The Winnemem Wintu are not a federally recognized tribe, so do not possess a government-to-government relationship with the United States that other native nations retain. Their legal standing to oppose the dam is like that of any private stakeholder. In 2004 and 2014, the tribe held war dances at Shasta Dam to protest the dam raise with song, dance, fasting, and prayer. "We feel [Shasta Dam] is a weapon of mass destruction that has destroyed our ability to have homes on the river," Sisk says. "This is an ongoing cultural genocide." 

For its part, the Bureau of Reclamation acknowledges that the dam raise would impact cultural resources. The agency’s draft feasibility and environmental impact report on the project says the Winnemem Wintu’s concerns remain an “unresolved issue.” 

Many environmental groups, including the Sierra Club, oppose the idea of raising the dam. In addition to the cultural survival issues, conservation organizations and the U.S. Fish and Wildlife Service believe the dam raise would not improve the state of the endangered downstream salmon runs. 

The Bureau of Reclamation claims that increasing the size of the dam would allow a steadier supply of cold water downstream, which would help endangered fish. But environmental groups and the Winnemem Wintu note that if salmon survival is the goal, there are significantly less expensive and more effective ways to help fish, including habitat restoration and assisting salmon around the dam. "All those things you can do without raising the dam, and there would be distinct benefits for the salmon," says Steve Evans, a consultant with Friends of the River. “But enlarging the reservoir alone does not actually have any value for salmon." 

Instead of pursuing a costly and controversial plan to raise Shasta Dam, says Sierra Club California director Kathryn Phillips, the state should be examining ways to fundamentally change the way it uses, stores, and moves water. "I don't think there's any time in the last 25 years when California has had as great an opportunity to do better on water than right now,” she says. “The public is attuned to it. They care about it. They care about the drought, and they're also very sensitive to environmental issues.” 

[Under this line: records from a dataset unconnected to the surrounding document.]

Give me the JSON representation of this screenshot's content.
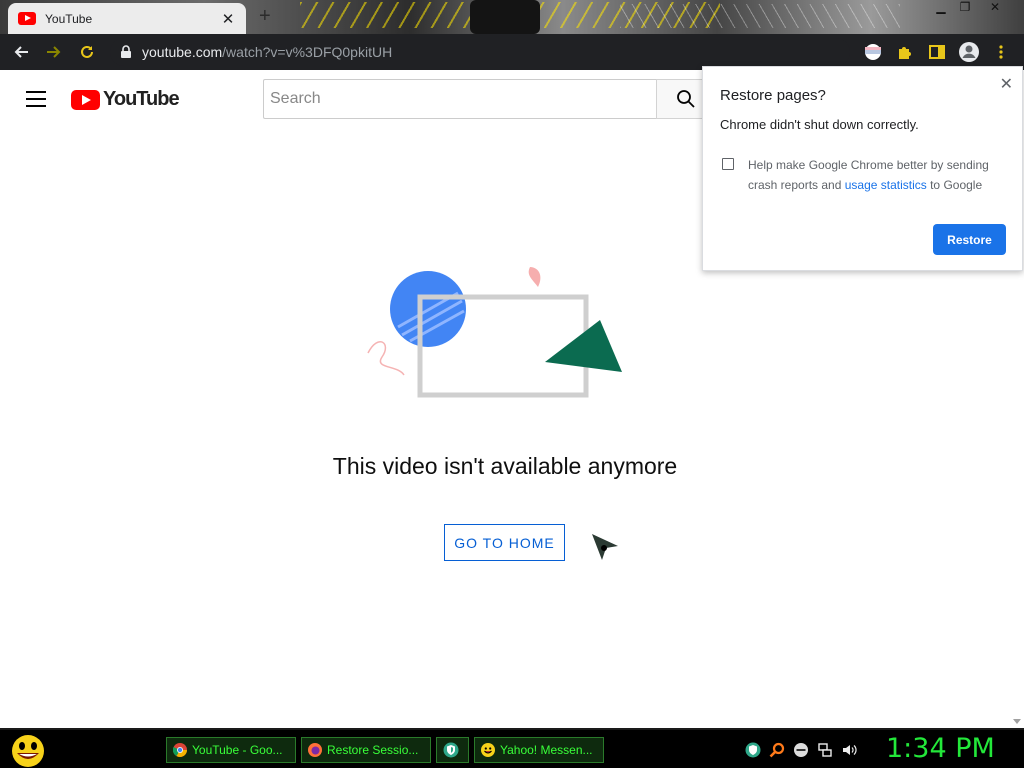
{
  "browser": {
    "tab": {
      "title": "YouTube"
    },
    "address": {
      "host": "youtube.com",
      "path": "/watch?v=v%3DFQ0pkitUH"
    }
  },
  "youtube": {
    "logo_text": "YouTube",
    "search_placeholder": "Search",
    "error_message": "This video isn't available anymore",
    "home_button": "GO TO HOME"
  },
  "restore_popup": {
    "title": "Restore pages?",
    "subtitle": "Chrome didn't shut down correctly.",
    "checkbox_checked": false,
    "help_prefix": "Help make Google Chrome better by sending crash reports and ",
    "help_link": "usage statistics",
    "help_suffix": " to Google",
    "restore_button": "Restore"
  },
  "taskbar": {
    "tasks": [
      {
        "label": "YouTube - Goo...",
        "icon": "chrome-icon"
      },
      {
        "label": "Restore Sessio...",
        "icon": "firefox-icon"
      },
      {
        "label": "",
        "icon": "shield-icon"
      },
      {
        "label": "Yahoo! Messen...",
        "icon": "smiley-icon"
      }
    ],
    "clock": "1:34 PM"
  },
  "colors": {
    "youtube_red": "#ff0000",
    "link_blue": "#065fd4",
    "chrome_blue": "#1a73e8",
    "taskbar_green": "#39ff39",
    "clock_green": "#23e83a"
  }
}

Sitting on the banks of the McCloud River, I watch whitewater frothing over jagged rocks before it is swallowed by Shasta Lake. Just upstream, the Winnemem Wintu's sacred sites wait for the people to return. Caleen Sisk's words echo with the water: "There's no champion. There's no elected official who is worried about this. There's no representation in the government whatsoever. And the Bureau of Indian Affairs refuses to even acknowledge that we're Indians. So what do you do? What can you do? You just keep going and hope."